With the help of Kosinski and a faculty advisory committee, they recruited Harth and five other Vanderbilt inventors: Michael Barnett, M.D., (Cardiovascular Medicine); James Crowe Jr., M.D., (Vanderbilt Vaccine Center); Al George, M.D., (Genetic Medicine); and Michael Goldfarb, Ph.D., and Robert J. Webster III, Ph.D., (Mechanical Engineering).
During a first session in late February, the faculty members discussed their inventions and teams formed to develop ideas for commercializing them.
A five-member panel of judges, including local entrepreneurs, business professors and an intellectual property lawyer, was assembled to hear the presentations, issue critiques and select the one most likely to succeed.
The winning proposal speculated that an initial $400,000 investment would be needed to develop and test Harth's nanosponge technology before it hopefully could be sold to a pharmaceutical company.

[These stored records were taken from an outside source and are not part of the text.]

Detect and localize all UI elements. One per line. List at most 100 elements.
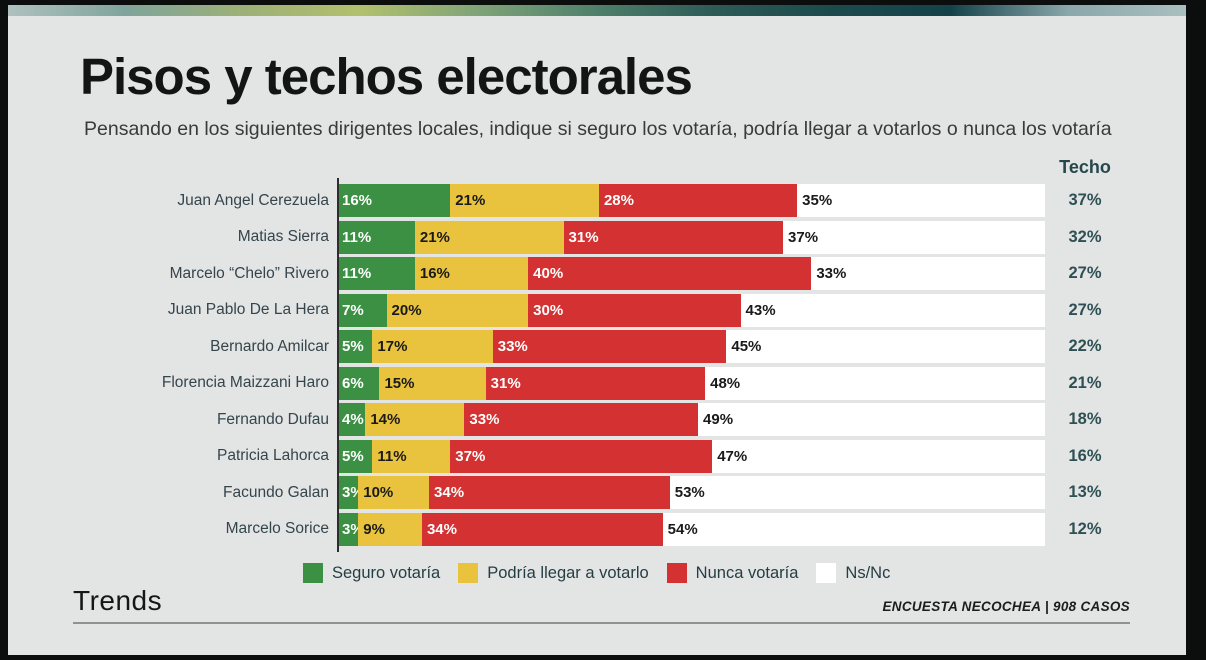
trends-logo: Trends	[73, 585, 163, 616]
candidate-name: Facundo Galan	[223, 483, 329, 501]
slide: Pisos y techos electorales Pensando en l…	[8, 5, 1186, 655]
bar-segment-seguro: 6%	[337, 366, 380, 400]
chart-title: Pisos y techos electorales	[80, 48, 693, 105]
bar-segment-seguro: 3%	[337, 476, 364, 509]
chart-row: Juan Angel Cerezuela 16% 21% 28% 35% 37%	[8, 184, 1186, 217]
bar-segment-nsnc: 53%	[669, 476, 1045, 509]
bar-segment-nsnc: 54%	[662, 512, 1045, 546]
techo-value: 21%	[1068, 373, 1102, 392]
legend-label: Ns/Nc	[845, 563, 891, 582]
techo-value: 13%	[1068, 483, 1102, 501]
bar-segment-podria: 14%	[365, 403, 465, 436]
bar-segment-seguro: 11%	[337, 257, 415, 290]
bar-segment-seguro: 5%	[337, 330, 373, 363]
techo-value: 22%	[1068, 337, 1102, 355]
stacked-bar: 16% 21% 28% 35%	[337, 184, 1045, 217]
bar-segment-nunca: 31%	[485, 366, 706, 400]
stacked-bar: 7% 20% 30% 43%	[337, 293, 1045, 327]
candidate-name: Marcelo “Chelo” Rivero	[169, 264, 329, 282]
bar-segment-podria: 16%	[414, 257, 529, 290]
legend-swatch-seguro	[303, 563, 323, 583]
bar-segment-podria: 10%	[358, 476, 430, 509]
techo-value: 12%	[1068, 519, 1102, 538]
legend-swatch-nunca	[666, 563, 687, 583]
bar-segment-seguro: 4%	[337, 403, 366, 436]
legend-item: Nunca votaría	[666, 563, 799, 583]
techo-value: 32%	[1068, 227, 1102, 246]
legend-item: Podría llegar a votarlo	[458, 563, 649, 583]
legend-swatch-podria	[458, 563, 479, 583]
bar-segment-nsnc: 43%	[740, 293, 1045, 327]
legend-label: Podría llegar a votarlo	[487, 563, 649, 582]
techo-value: 16%	[1068, 446, 1102, 465]
techo-value: 37%	[1068, 191, 1102, 209]
legend-swatch-nsnc	[816, 563, 837, 583]
stacked-bar: 5% 17% 33% 45%	[337, 330, 1045, 363]
chart-legend: Seguro votaría Podría llegar a votarlo Nun…	[303, 563, 890, 583]
candidate-name: Matias Sierra	[237, 228, 329, 245]
legend-item: Ns/Nc	[816, 563, 890, 583]
stacked-bar: 11% 21% 31% 37%	[337, 220, 1045, 254]
bar-segment-nunca: 40%	[528, 257, 812, 290]
bar-segment-nsnc: 35%	[797, 184, 1045, 217]
techo-column-header: Techo	[1059, 157, 1111, 177]
candidate-name: Bernardo Amilcar	[210, 337, 329, 355]
legend-item: Seguro votaría	[303, 563, 440, 583]
chart-row: Marcelo “Chelo” Rivero 11% 16% 40% 33% 27%	[8, 257, 1186, 290]
bar-segment-nsnc: 49%	[698, 403, 1045, 436]
chart-row: Patricia Lahorca 5% 11% 37% 47% 16%	[8, 439, 1186, 473]
candidate-name: Fernando Dufau	[216, 410, 329, 428]
bar-segment-nsnc: 45%	[726, 330, 1045, 363]
candidate-name: Patricia Lahorca	[216, 447, 329, 464]
chart-subtitle: Pensando en los siguientes dirigentes lo…	[84, 118, 1112, 140]
chart-row: Juan Pablo De La Hera 7% 20% 30% 43% 27%	[8, 293, 1186, 327]
stacked-bar: 4% 14% 33% 49%	[337, 403, 1045, 436]
chart-row: Bernardo Amilcar 5% 17% 33% 45% 22%	[8, 330, 1186, 363]
bar-segment-nunca: 37%	[450, 439, 713, 473]
chart-row: Florencia Maizzani Haro 6% 15% 31% 48% 21%	[8, 366, 1186, 400]
stacked-bar: 11% 16% 40% 33%	[337, 257, 1045, 290]
bar-segment-podria: 17%	[372, 330, 493, 363]
bar-segment-nunca: 33%	[464, 403, 699, 436]
bar-segment-seguro: 11%	[337, 220, 415, 254]
chart-row: Matias Sierra 11% 21% 31% 37% 32%	[8, 220, 1186, 254]
stacked-bar-chart: Juan Angel Cerezuela 16% 21% 28% 35% 37% Matia…	[8, 184, 1186, 546]
bar-segment-seguro: 5%	[337, 439, 373, 473]
candidate-name: Juan Pablo De La Hera	[167, 301, 329, 318]
bar-segment-nunca: 28%	[598, 184, 798, 217]
top-gradient-strip	[8, 5, 1186, 16]
bar-segment-seguro: 3%	[337, 512, 364, 546]
legend-label: Nunca votaría	[695, 563, 799, 582]
bar-segment-seguro: 16%	[337, 184, 451, 217]
candidate-name: Marcelo Sorice	[225, 520, 329, 537]
techo-value: 18%	[1068, 410, 1102, 428]
source-text: ENCUESTA NECOCHEA | 908 CASOS	[882, 599, 1130, 614]
candidate-name: Juan Angel Cerezuela	[177, 191, 329, 209]
bar-segment-nunca: 34%	[421, 512, 663, 546]
stacked-bar: 5% 11% 37% 47%	[337, 439, 1045, 473]
stacked-bar: 3% 10% 34% 53%	[337, 476, 1045, 509]
bar-segment-nunca: 30%	[528, 293, 741, 327]
bar-segment-nunca: 34%	[429, 476, 670, 509]
bar-segment-nunca: 33%	[492, 330, 727, 363]
bar-segment-podria: 21%	[450, 184, 599, 217]
chart-row: Marcelo Sorice 3% 9% 34% 54% 12%	[8, 512, 1186, 546]
bar-segment-nsnc: 37%	[783, 220, 1045, 254]
stacked-bar: 6% 15% 31% 48%	[337, 366, 1045, 400]
chart-row: Fernando Dufau 4% 14% 33% 49% 18%	[8, 403, 1186, 436]
techo-value: 27%	[1068, 300, 1102, 319]
bar-segment-podria: 21%	[414, 220, 564, 254]
bar-segment-nsnc: 48%	[705, 366, 1045, 400]
stacked-bar: 3% 9% 34% 54%	[337, 512, 1045, 546]
chart-axis-line	[337, 178, 339, 552]
techo-value: 27%	[1068, 264, 1102, 282]
legend-label: Seguro votaría	[332, 563, 441, 582]
bar-segment-podria: 11%	[372, 439, 451, 473]
bar-segment-podria: 20%	[386, 293, 529, 327]
bar-segment-nsnc: 47%	[712, 439, 1045, 473]
chart-row: Facundo Galan 3% 10% 34% 53% 13%	[8, 476, 1186, 509]
bar-segment-podria: 15%	[379, 366, 486, 400]
bar-segment-seguro: 7%	[337, 293, 387, 327]
bar-segment-nunca: 31%	[563, 220, 784, 254]
footer-divider	[73, 622, 1130, 624]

“This may have real value,” said Joseph Cook Jr., a former Eli Lilly & Co. executive and co-founder of Limestone Fund LLC, a TNInvestco fund, on behalf of his fellow judges.
“You have produced results in animals that are hopefully translatable directly into humans,” Cook said. If the sponge can find and attach itself to cancer and other target cells, then slowly release its cargo of drug as designed, “we think it may have a very broad application to a wide range of medicines,” he said.
“I would never have envisioned this,” Harth said about the idea developed by her team of three postdoctoral fellows, a graduate student and an MBA candidate. “You need these kinds of people who build a real synergy to get the idea out there.”